I have attached the glusterfs mount log and glusterd log from that slave node.

Comment 1 M S Vishwanath Bhat 2013-07-29 09:45:44 UTC
Created attachment 779711 [details]
glusterd log file from the slave

Comment 3 Amar Tumballi 2013-08-01 10:09:40 UTC
Csaba, can you please have a look on this ASAP. We need to have all the 'time' to be in UTC in the code (so failover-failback should be seemless).

Comment 4 Amar Tumballi 2013-08-01 10:11:58 UTC
above comment was for bug 987272

Comment 5 M S Vishwanath Bhat 2013-08-07 09:02:26 UTC
I hit this again with 3.4.0.15rhs

Comment 6 Aravinda VK 2014-12-24 07:03:00 UTC
Need to check behavior with latest 2.1 & 3.0 rpms.

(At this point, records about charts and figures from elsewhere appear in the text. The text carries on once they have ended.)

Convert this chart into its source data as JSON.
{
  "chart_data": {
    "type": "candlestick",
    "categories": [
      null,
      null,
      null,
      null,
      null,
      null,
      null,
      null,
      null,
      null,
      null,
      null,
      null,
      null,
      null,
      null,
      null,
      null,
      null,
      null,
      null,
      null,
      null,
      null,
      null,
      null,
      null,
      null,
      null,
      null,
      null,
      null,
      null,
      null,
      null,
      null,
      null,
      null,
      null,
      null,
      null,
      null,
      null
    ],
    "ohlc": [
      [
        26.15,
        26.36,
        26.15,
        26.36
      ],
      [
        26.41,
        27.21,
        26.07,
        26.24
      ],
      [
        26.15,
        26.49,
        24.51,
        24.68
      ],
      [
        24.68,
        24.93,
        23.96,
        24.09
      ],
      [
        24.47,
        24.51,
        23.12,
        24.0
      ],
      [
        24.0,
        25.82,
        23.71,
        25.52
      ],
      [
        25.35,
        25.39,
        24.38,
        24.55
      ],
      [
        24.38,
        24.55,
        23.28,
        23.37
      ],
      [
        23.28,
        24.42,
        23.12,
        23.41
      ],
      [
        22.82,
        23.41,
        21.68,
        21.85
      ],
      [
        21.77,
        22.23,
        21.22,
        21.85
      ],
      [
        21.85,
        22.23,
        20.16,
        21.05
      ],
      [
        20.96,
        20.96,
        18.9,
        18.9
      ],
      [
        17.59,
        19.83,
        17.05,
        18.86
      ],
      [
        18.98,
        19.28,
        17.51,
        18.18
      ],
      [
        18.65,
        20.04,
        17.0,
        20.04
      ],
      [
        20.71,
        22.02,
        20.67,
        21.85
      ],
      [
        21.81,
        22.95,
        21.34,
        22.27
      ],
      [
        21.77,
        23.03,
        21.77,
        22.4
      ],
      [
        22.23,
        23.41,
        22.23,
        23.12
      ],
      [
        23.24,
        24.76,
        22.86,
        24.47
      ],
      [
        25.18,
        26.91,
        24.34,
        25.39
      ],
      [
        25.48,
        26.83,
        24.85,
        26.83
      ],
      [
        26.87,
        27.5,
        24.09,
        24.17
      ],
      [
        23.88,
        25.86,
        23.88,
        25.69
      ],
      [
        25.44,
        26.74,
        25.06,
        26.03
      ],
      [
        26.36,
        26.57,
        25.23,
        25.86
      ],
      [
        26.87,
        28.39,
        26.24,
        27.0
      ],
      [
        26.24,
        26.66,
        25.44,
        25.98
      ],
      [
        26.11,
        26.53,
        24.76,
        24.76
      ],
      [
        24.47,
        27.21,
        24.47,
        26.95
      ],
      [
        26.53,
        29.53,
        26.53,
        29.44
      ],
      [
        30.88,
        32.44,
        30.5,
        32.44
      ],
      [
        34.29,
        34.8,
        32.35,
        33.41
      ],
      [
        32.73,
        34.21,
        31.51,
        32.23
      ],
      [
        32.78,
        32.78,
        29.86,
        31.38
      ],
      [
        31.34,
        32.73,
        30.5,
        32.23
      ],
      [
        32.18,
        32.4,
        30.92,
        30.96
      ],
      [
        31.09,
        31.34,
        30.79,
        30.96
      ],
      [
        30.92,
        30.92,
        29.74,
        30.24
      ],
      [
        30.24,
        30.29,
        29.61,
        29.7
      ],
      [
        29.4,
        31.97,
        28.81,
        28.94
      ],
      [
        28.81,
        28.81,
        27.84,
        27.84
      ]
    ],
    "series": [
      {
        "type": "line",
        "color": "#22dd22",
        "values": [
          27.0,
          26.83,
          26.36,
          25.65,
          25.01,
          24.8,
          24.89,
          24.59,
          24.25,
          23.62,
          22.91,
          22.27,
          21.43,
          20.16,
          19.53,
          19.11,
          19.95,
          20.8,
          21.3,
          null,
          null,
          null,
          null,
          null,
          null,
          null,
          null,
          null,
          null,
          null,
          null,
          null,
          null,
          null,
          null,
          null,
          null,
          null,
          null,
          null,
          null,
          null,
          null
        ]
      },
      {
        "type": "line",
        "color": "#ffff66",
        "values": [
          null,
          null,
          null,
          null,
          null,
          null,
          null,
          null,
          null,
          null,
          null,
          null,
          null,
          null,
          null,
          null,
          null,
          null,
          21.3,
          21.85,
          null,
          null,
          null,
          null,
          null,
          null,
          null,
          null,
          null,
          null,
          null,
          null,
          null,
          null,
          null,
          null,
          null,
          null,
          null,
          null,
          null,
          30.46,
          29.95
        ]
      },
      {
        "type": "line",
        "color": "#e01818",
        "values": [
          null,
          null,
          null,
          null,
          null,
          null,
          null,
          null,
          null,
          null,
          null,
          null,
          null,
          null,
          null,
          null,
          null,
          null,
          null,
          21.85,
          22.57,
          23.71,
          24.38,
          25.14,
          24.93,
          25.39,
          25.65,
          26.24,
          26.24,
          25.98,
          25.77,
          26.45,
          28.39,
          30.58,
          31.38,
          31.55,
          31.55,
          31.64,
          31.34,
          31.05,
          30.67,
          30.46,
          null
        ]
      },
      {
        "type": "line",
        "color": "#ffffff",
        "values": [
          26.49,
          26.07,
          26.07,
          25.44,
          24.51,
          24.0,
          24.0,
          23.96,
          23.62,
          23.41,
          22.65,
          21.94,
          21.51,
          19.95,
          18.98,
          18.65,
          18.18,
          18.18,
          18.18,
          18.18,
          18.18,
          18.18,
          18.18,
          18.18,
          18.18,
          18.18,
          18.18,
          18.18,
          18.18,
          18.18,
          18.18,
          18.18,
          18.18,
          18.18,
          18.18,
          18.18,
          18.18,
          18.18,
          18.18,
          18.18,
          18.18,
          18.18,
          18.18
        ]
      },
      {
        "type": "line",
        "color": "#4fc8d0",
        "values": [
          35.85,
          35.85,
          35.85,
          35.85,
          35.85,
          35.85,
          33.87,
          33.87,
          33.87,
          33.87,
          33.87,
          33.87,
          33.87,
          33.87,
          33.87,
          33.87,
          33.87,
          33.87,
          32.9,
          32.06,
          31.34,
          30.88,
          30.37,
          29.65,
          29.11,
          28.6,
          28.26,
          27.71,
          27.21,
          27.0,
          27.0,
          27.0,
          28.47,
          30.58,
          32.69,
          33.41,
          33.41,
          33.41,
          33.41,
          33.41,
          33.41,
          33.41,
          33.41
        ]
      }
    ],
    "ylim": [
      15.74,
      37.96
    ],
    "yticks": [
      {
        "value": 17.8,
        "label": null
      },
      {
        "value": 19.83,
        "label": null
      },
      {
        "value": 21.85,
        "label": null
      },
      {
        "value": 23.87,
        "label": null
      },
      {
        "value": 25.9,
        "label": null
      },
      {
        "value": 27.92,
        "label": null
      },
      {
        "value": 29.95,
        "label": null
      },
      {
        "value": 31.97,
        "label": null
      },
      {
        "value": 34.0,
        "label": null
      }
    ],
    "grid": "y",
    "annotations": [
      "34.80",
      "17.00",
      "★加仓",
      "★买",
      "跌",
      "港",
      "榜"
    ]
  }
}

Comment 7 Aravinda VK 2015-11-25 08:48:59 UTC
Closing this bug since RHGS 2.1 release reached EOL. Required bugs are cloned to RHGS 3.1. Please re-open this issue if found again.

Comment 8 Aravinda VK 2015-11-25 08:50:50 UTC
Closing this bug since RHGS 2.1 release reached EOL. Required bugs are cloned to RHGS 3.1. Please re-open this issue if found again.